利用には事前の登録が必要で、その時、子供の生活習慣や好みなどを書いてもらいます。そして利用したい前の日に予約。朝連れてきたときに状態などを改めて教えてもらって、一日の過ごし方を考えるそうです。ハグルームの主任保育士、蔵本さんと看護士の佐々木さんの話では「とにかく病気を治すのが先決なので、その子が一番安心する環境=家庭の延長上に持ってゆきたいと考えている」そうです。
予約はいっぱいのことが多く、冬場はキャンセル待ちの状態が続きます。というのも世田谷区に「病児保育室」はここ一カ所なんだそうです。

一方、「病児保育」ではなく、病気からの回復期の子供を預かるのが「病後児保育室」。とりあえず病気は峠を越したけど、保育所で他の子供と一緒はきついかな?という時に利用します。
取材したのは横浜市の「あおぞら第二保育園」に併設されている「さくらんぼ」。胃腸炎になったゼロ歳児の子供が1人いて、まもなくお母さんが帰ってきました。お母さんは「ほんとは休んで一緒にいてあげれば、治りも早いかもしれないけど、なかなか休めないという現状があります。こういう施設があると安心して働けます」と話します。
看護士もいるので、食べ物や病気のことなどアドバイスをもらうこともあり、母親の就労支援だけでなく、子育てを支援する場にもなっているようです。

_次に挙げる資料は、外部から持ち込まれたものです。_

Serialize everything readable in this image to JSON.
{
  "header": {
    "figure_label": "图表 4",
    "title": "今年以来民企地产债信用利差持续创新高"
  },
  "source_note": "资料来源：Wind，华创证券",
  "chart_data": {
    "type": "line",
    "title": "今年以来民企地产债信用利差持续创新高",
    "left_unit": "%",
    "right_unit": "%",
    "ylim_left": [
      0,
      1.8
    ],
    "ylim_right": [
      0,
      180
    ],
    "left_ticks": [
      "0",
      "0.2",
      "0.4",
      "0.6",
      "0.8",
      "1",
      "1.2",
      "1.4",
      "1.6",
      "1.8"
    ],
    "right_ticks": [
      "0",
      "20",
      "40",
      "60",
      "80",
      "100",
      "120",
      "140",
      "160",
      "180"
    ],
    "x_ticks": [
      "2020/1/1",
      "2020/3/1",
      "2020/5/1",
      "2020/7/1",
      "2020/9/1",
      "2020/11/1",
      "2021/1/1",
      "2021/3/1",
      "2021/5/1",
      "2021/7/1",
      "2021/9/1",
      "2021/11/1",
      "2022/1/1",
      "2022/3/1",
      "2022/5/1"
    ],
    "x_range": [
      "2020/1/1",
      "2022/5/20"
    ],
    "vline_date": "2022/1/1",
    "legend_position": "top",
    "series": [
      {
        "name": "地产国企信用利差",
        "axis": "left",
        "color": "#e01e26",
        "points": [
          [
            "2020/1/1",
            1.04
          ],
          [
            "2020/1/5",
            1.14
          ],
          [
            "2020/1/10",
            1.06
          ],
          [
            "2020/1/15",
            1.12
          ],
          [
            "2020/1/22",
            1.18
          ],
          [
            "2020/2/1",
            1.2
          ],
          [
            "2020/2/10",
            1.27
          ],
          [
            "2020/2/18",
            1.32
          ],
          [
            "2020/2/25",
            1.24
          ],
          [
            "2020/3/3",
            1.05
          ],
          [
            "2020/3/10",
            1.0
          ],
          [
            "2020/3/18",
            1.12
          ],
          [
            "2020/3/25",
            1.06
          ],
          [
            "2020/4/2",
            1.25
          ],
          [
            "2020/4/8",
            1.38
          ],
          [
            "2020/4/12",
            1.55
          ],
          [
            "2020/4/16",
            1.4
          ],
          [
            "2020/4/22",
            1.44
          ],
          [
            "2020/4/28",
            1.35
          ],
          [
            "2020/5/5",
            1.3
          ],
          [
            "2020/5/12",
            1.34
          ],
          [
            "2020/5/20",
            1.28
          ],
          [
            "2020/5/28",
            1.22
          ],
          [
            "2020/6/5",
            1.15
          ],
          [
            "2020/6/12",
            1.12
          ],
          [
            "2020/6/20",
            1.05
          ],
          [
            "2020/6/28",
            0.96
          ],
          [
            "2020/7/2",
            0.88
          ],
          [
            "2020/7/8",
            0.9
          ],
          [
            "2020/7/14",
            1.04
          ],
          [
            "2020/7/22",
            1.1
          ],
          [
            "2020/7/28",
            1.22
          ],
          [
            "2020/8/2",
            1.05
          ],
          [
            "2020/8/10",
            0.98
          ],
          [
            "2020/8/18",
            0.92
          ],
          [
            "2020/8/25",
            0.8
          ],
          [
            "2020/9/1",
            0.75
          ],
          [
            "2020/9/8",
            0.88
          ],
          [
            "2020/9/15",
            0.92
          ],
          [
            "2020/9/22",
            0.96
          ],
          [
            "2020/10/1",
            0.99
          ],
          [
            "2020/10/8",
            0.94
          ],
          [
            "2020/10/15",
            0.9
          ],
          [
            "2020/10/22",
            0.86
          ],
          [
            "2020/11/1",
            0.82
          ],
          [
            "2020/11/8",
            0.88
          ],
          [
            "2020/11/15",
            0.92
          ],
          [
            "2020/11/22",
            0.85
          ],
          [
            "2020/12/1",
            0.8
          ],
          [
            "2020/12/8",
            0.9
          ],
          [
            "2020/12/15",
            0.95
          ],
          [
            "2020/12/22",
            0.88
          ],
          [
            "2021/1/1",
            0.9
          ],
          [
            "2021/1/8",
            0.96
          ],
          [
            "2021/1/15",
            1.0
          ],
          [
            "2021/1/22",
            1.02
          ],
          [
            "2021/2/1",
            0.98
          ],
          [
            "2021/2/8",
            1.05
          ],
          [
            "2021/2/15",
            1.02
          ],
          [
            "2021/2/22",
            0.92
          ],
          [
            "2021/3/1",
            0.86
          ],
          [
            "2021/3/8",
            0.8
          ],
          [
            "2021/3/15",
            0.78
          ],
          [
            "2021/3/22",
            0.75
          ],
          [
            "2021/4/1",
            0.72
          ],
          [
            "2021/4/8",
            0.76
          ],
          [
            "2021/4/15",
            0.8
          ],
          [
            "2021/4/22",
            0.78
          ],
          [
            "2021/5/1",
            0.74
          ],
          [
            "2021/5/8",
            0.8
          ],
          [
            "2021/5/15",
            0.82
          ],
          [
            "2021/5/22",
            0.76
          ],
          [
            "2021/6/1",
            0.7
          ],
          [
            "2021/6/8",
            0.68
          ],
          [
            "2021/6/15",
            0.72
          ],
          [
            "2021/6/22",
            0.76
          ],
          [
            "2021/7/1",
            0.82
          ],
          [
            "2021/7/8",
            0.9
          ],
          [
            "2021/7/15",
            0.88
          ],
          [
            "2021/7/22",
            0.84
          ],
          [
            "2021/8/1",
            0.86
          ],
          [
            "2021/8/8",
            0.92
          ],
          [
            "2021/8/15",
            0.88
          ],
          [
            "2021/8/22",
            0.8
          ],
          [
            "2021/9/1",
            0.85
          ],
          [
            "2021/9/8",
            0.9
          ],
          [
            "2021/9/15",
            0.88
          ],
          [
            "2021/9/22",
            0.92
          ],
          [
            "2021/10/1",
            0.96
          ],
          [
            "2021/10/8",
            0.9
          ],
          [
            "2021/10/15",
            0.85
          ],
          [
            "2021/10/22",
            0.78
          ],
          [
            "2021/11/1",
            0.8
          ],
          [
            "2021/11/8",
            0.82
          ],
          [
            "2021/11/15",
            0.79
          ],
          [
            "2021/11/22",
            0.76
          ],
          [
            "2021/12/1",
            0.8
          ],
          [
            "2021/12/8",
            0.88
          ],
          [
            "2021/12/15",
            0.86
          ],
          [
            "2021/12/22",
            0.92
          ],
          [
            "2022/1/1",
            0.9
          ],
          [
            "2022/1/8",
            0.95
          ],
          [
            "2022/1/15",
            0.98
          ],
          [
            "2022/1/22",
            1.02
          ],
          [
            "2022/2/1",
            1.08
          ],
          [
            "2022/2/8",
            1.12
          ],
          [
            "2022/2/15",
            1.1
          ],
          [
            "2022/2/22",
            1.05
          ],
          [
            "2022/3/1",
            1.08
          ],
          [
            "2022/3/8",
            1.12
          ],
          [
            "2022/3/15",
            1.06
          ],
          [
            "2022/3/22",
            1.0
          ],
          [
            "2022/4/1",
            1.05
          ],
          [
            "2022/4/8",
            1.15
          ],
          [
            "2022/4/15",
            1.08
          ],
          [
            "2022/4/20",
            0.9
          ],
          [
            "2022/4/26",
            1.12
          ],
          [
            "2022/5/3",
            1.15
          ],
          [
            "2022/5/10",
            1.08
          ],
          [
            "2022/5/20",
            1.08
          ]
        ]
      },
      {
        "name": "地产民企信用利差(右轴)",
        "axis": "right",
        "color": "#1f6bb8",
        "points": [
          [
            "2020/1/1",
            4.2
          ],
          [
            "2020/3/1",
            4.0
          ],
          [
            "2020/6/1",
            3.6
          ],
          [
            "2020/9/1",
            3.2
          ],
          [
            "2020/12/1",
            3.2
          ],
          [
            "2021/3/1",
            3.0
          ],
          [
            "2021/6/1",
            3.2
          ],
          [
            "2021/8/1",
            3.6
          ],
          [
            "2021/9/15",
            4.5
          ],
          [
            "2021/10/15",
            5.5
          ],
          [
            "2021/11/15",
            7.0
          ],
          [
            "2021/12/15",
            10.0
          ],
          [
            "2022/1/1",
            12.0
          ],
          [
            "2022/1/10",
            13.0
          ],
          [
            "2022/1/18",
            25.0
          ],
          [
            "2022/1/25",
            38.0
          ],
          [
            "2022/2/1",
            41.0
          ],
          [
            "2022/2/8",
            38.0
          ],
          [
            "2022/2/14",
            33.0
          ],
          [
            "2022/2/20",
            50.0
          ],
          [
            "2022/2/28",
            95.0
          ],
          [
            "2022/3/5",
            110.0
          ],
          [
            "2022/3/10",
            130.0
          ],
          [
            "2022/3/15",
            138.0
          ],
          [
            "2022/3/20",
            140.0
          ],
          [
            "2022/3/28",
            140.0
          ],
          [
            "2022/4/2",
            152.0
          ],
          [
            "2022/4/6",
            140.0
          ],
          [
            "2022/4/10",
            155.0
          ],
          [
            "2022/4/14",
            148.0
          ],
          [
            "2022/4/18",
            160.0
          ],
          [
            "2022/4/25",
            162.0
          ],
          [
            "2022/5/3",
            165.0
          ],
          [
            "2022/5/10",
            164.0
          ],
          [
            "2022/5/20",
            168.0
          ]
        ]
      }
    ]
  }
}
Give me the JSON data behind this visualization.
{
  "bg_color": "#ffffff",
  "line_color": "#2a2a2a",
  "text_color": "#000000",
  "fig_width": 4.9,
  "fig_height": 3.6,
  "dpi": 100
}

ただ、横浜市全体で「病後児保育室」は6つ。「ハグルーム」と同じように、ここも予約でいっぱいです。「病児保育」も「病後児保育」も全国どこでもまだ同じ状態です。「病気の時は、母親が家で看護すべき」という意識もまだ強いようですし、経営が赤字の所が多いのも、増えない一因です。
しかし、取材した皆さん、「知られていけば、認知度が高まれば、必要とする声も高まれば」と話していました。